Une juge d’instruction a été désignée pour enquêter sur les accusations de viols visant l’influenceur TikTok AD Laurent. Les faits présumés remontent à 2018 en Australie.

AD Laurent : une information judiciaire ouverte pour viols présumés contre l’influenceur TikTok
Une juge d’instruction vient d’être officiellement désignée pour enquêter sur les accusations de viols pesant sur Adrien Laurent, alias « AD », figure incontournable de TikTok suivie par près d’un demi-million d’abonnés. Les faits dénoncés remonteraient à 2018, en Australie. L’influenceur, qui conteste fermement ces accusations, n’a à ce jour jamais été condamné.
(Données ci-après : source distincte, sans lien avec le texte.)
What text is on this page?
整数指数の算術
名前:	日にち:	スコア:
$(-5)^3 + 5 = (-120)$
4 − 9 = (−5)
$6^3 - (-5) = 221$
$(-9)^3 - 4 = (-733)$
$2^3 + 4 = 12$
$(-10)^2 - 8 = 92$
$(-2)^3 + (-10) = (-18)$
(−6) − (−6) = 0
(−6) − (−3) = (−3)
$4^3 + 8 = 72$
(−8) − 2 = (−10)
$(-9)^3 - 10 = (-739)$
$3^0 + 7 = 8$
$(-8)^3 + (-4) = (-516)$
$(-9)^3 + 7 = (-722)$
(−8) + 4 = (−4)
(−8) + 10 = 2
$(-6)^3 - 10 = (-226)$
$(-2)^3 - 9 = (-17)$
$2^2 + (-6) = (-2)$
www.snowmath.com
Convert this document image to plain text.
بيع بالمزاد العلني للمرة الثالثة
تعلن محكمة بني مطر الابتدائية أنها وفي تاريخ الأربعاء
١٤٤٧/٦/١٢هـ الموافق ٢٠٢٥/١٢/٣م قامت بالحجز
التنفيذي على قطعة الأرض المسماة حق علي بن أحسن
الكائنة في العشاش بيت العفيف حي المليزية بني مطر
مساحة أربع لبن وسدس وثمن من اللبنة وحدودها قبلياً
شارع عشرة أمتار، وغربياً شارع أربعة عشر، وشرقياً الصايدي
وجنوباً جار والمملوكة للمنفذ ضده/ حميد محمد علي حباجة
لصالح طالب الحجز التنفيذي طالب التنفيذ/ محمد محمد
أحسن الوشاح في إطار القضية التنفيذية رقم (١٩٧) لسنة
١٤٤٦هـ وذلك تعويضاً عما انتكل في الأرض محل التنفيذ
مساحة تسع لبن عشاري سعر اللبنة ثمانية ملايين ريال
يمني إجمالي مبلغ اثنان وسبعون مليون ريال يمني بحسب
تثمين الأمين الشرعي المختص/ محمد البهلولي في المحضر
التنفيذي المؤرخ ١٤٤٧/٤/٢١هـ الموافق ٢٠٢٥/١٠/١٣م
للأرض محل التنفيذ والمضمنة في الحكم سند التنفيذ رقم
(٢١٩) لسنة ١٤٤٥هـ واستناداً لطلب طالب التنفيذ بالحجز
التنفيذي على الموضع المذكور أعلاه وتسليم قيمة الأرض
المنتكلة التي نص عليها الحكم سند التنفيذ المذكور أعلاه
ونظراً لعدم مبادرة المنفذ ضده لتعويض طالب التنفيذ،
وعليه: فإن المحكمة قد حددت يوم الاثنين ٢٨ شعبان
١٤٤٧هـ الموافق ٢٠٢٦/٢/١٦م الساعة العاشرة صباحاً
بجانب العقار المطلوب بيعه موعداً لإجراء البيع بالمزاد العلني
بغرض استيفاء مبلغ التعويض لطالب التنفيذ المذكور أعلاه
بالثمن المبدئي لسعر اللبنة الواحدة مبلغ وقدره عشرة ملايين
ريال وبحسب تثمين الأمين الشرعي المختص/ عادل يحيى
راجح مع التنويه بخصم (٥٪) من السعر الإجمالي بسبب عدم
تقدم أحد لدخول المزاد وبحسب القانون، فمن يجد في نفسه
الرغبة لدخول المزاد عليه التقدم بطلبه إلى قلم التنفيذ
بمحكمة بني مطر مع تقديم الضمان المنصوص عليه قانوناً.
Une instruction judiciaire désormais en marche
Le parquet de Paris a confirmé qu’« une information judiciaire est en cours » concernant Adrien Laurent, 31 ans, connu sous le pseudonyme « AD » sur les réseaux sociaux, relate Le Parisien. Une juge d’instruction a récemment été désignée pour conduire les investigations, une étape que l’avocat de la plaignante, Me Jean-Christophe Basson-Larbi, qualifie de « suite logique » à la plainte criminelle déposée par sa cliente en mars 2024.
Le pénaliste pointe le délai écoulé avant cette ouverture d’instruction, qu’il attribue au « manque de moyens de la justice française ». Il se dit néanmoins confiant : « Désormais, l’enquête va pouvoir avancer. J’ai toute confiance dans le travail du juge d’instruction pour faire toute la lumière sur les faits. »
Des faits présumés remontant à 2018 à Sydney
Selon les éléments de la plainte, les faits allégués se seraient produits en avril 2018, à Sydney, en Australie. Une jeune Française résidant alors dans cette ville affirme avoir fait la connaissance d’Adrien Laurent dans une discothèque. Après un premier échange, elle lui communique ses coordonnées. Quelques semaines plus tard, les deux personnes se retrouvent dans un bar, puis au domicile de l’influenceur.
La plaignante, qui souhaite conserver l’anonymat, décrit dans sa plainte un premier rapport sexuel imposé sans son consentement, alors qu’elle avait explicitement refusé les conditions proposées. Elle évoque également une seconde agression dans d’autres circonstances. Sous l’emprise de l’influenceur selon ses propres termes, elle aurait continué à le fréquenter avant de rompre tout contact. Il lui aura fallu six ans pour trouver la force de porter plainte.
Son avocat indique qu’elle reste aujourd’hui « traumatisée » par ces événements et qu’elle « le sera tout au long de sa vie ».
L’influenceur nie en bloc
Adrien Laurent a toujours catégoriquement démenti les faits qui lui sont reprochés. Interrogé en juin 2025, il déclarait : « Ces accusations sont fausses et très graves. Je n’ai jamais violé personne, je n’ai jamais imposé le moindre rapport sexuel. » Son avocat, Me Édouard Pontois, rappelle que son client « n’a jamais été condamné » et que « son casier judiciaire est vierge ».
Un profil clivant, entre succès commercial et controverses
Avant de se faire un nom sur TikTok, Adrien Laurent avait participé à des émissions de téléréalité avant de se reconvertir dans le contenu pour adultes. Sa notoriété, particulièrement forte auprès des adolescents et des jeunes adultes, s’accompagne d’une image profondément controversée.
Son compte TikTok avait été supprimé à la suite de l’intervention d’Aurore Bergé, alors ministre déléguée à l’Égalité femmes-hommes, qui jugeait son contenu « extrêmement préoccupant ». En parallèle, ses prestations dans les discothèques françaises continuent d’alimenter la polémique. Des associations féministes, comme Femmes solidaires de Saint-Nazaire, ont tenté sans succès de faire annuler certains de ses shows, dénonçant la promotion d’« une masculinité violente » et d’un discours misogyne dangereux pour un jeune public.
En mars 2025, lors d’une soirée dans une discothèque de Beauvais, des scènes de nature sexuelle explicite avaient conduit Thierry Fontaine, représentant de la branche nuit de l’Umih, à déconseiller publiquement aux patrons d’établissements nocturnes d’inviter l’influenceur : « En 35 ans de métier, je n’ai jamais vu ce type de scènes en boîte de nuit. »
Malgré tout, AD Laurent continue de remplir les salles à travers la France. L’information judiciaire en cours déterminera si ces accusations criminelles sont fondées.